Pardon me for not being totally up to speed on the whole Earl Sweatshirt thing. Being a pseudo part-time journalist and all-around curious person, I did keep up with parts of “Free Earl” campaign mounted by OFWKillallyoumofos but made it my duty not get swarmed by the hype. Sorry, but Charles Hamilton was the last train of that nature I ever really want to be part of. David took the bait, listened and wrote an article a while ago but I kept this blissful look of ignorance and said “I’ll wait.”
After listening to Earl’s newest track, aptly titled “Home,” I have to ask if this is what we were waiting for? Young Sweatshirt plays the part of rapper really well considering he came home, hopped on Twitter and promised to release an mp3 to fans once he hit a certain plateau of followers. But the song itself leaves much to be desired from an artist hipster writers anointed with oil and Tyler compared to Nas*. I’m pretty sure Earl’s much like T.I., Gucci and all those other guys who’ve maintained temporary residence in lockdown facilities and needs time to regain his footing a bit before he starts shredding mics like most outlets would have you believe he was doing before he went to kiddie bootcamp. For now, my refrain will remain “I’ll wait” since I have had decent people pointing out the good in Sweatshirt’s abilities.

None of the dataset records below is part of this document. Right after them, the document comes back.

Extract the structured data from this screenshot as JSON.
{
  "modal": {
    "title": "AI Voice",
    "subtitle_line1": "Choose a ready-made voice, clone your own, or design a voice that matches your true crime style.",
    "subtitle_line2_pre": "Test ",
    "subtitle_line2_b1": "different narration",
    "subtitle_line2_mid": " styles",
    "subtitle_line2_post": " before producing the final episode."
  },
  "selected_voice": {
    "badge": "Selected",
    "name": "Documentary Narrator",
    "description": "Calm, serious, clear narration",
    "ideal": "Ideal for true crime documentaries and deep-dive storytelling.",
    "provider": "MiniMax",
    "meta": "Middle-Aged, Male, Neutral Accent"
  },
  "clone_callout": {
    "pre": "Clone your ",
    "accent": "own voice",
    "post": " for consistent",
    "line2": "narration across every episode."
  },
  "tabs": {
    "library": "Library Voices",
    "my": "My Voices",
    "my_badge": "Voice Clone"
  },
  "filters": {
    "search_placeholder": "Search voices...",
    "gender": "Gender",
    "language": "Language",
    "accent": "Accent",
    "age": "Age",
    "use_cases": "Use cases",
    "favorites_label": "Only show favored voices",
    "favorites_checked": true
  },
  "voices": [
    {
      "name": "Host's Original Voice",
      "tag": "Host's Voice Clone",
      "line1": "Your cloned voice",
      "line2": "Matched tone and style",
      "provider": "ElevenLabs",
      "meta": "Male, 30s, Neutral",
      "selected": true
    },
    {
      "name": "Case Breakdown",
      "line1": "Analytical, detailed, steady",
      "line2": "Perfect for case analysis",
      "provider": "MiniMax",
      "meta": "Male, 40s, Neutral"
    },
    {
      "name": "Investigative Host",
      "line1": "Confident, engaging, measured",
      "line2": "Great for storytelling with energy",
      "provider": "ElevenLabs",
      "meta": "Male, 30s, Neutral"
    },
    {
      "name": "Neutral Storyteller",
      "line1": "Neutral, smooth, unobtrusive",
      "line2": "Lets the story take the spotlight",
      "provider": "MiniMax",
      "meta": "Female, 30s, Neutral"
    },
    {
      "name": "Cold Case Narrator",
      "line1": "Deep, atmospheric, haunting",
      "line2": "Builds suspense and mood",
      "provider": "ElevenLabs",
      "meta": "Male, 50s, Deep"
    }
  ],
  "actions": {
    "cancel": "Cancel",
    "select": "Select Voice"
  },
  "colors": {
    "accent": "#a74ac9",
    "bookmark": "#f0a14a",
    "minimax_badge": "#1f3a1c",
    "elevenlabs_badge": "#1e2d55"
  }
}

From here, I guess I better get on my new media J.O.B. and start paying attention because it’s going to be interesting to see what happens. Earl was a part of Odd Future’s “story,” a subplot that had media and fans captivated enough to run off on wild hunts** to discover if the teen was actually being held against his own will and such. Now that one of the group’s supposed best rappers is back, we get to see how merited the collective’s early critical claim really was and whether they’re real rap or just another novelty act.
Earl Sweatshirt – “Home”
* – Did he mean Illmatic Nas or Nas from one of the darker, less talked about periods when his music was meh?
** – I f*cks with you Complex but going to wild lengths to determine a minor’s whereabouts was a little on the creepy side.